Florida GOP strips Ziegler of powers and pay amid rape allegation
The Florida Republican Party on Sunday stripped chairman Christian Ziegler of his authority and all but $1 of his salary until it can remove him in the wake of a rape allegation and the admission that he and his wife had a three-way sexual liaison.
“These are serious issues,” said Jack Brill, GOP chair of Sarasota County, where Ziegler lives and where the sexual battery investigation against him is ongoing. “[This] is uncharted territory for the great majority of everybody.”
The unanimous decision by the party’s executive board to censure Ziegler took place at the Rosen Centre, the same Orlando hotel where he was elected chair just 10 months before.
The man Ziegler had defeated for the job, Evan Power, called Sunday’s special meeting in his role as vice chair and will take over almost all of Ziegler’s powers alongside treasurer Mike Moberley.
Power said he expects the full committee to officially remove Ziegler at a meeting in Tallahassee on Jan. 8.
“Today, we took an appropriate action to bring accountability to one of our members,” Power said following the meeting. “It was a hard moment for many of us. … But the charges against him are serious in nature. And we cannot move forward as an organization without a new leader.”
State Rep. Michelle Salzman, R-Pensacola, called the situation “very frustrating. … [Ziegler] needs to resign. It was unanimous, every single motion today was unanimously [approved]. And he’s still there.”
The motion to censure, shared on social media by Lee GOP chair Michael Thompson from the behind-closed-doors meeting, stated that Ziegler “has engaged in conduct that renders him unfit for the office of Chairman …. [and] has injured the good name of the Republican Party of Florida, disturbed its well-being, and hampered the organization in performing its mission to support the principles, objectives, and values of the Republican Party.”
The censure stated that the party “has lost confidence in Christian Ziegler’s ability toeffectively lead” and requested his immediate resignation as chair.

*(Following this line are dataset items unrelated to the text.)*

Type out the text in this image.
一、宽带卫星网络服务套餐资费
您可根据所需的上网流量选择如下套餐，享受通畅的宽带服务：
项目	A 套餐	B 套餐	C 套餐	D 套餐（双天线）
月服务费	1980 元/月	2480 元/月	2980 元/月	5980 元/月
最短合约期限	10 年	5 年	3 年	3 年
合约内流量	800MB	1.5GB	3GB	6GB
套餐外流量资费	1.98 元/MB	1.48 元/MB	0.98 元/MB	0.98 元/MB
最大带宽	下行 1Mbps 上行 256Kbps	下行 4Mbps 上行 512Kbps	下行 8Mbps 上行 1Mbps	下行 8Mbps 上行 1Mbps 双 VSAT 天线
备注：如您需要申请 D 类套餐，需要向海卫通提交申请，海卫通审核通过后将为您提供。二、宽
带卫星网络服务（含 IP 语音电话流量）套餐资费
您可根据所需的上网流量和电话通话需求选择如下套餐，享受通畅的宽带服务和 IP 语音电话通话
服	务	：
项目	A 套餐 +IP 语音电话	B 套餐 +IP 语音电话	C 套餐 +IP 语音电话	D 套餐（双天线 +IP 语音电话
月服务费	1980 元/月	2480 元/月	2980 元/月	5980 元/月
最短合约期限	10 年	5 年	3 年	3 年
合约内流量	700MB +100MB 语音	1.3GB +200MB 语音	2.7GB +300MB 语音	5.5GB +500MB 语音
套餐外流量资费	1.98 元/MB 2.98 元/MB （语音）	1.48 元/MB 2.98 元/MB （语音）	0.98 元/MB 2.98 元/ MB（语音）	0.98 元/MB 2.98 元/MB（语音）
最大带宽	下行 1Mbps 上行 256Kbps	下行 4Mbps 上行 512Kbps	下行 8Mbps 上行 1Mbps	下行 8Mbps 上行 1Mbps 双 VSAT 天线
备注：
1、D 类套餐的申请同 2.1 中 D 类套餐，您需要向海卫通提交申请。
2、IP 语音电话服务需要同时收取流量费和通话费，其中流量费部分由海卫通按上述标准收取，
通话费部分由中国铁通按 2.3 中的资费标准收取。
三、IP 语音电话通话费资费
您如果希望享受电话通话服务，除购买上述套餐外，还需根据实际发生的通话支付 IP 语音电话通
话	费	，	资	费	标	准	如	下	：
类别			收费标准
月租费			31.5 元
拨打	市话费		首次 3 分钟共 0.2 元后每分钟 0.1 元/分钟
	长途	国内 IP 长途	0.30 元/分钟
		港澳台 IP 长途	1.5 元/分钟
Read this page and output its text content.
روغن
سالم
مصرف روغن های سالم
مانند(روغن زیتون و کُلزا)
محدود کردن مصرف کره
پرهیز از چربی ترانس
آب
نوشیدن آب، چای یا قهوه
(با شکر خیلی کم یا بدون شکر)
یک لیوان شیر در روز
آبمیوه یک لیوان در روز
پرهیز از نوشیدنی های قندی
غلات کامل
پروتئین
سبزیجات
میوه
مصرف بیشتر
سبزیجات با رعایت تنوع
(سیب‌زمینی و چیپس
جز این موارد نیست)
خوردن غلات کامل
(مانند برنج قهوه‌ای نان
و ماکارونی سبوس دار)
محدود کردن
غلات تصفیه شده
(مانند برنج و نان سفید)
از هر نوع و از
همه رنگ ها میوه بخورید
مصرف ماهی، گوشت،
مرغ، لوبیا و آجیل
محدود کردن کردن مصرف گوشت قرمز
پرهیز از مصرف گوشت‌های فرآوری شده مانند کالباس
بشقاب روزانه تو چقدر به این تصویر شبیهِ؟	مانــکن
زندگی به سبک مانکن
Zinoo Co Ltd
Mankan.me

Also approved was an immediate reduction of Ziegler’s $120,000 annual salary to $1.
Brill said a proposed special investigative committee was “not necessary” but would not elaborate further. He also would not comment on reports that Ziegler was holding out for a $2 million buyout, though he said he would oppose it.
“We couldn’t afford a payout to begin with,” interjected GOP board member Jovante Teague of Dixie County.
The motion to suspend Ziegler’s powers included his authority to hire and fire employees, solicit funds, set any meetings on his future with the party, access any lines of credit, or speak on behalf of the party.
Ziegler has already become less visible in his role, with his last official email as party chairman sent out Nov. 29, the day before the first report of the allegations against him.
Ziegler has steadfastly refused to quit even as Gov. Ron DeSantis and most state Republican leaders said they wanted him out, a chorus joined Saturday by U.S. Rep. Matt Gaetz.
The allegations were brought by a woman who says she had a previous consensual sexual encounter that included Ziegler and his wife, Bridget Ziegler, according to a Sarasota Police Department search warrant affidavit.
The affidavit states the woman told Sarasota police detectives she had agreed to have a sexual encounter including his wife on Oct. 2 but canceled when she learned Bridget wasn’t attending.
She told police that when she opened her door to walk her dog Ziegler entered her apartment and sexually assaulted her, according to the affidavit.
The affidavit also said Bridget Ziegler told police she and her husband had been involved sexually with the woman but only once in the past year.
Ziegler has not been charged with a crime and released a statement earlier this month professing his innocence and claiming he and his wife were being “targeted.”
“He didn’t really have much to say,” Salzman said of Ziegler, who attended the meeting. “He apologized for putting us through this stuff. But that was it. I think that he’s really trying to be careful because he has legal cases against him. And I think that’s why he’s staying. But it’s poor taste.”
Asked about Ziegler’s protestation of innocence, Salzman said, “None of us care about any of that.”
“Law enforcement is handling that; he and his family are handling that,” she said. “What we care about is the future of our party and the future of America. And that’s why everybody in that room was so upset … because of what we’re being put through because he refuses to step back.”
Last week, Bridget Ziegler was the lone vote on the Sarasota County School Board against a resolution asking her to resign from her post on the board. She has refused to do so.
She also serves on DeSantis’ tourism board that oversees the district containing Walt Disney World. She is a co-founder of the conservative group Moms for Liberty, which has fought to ban books about the LGBTQ community.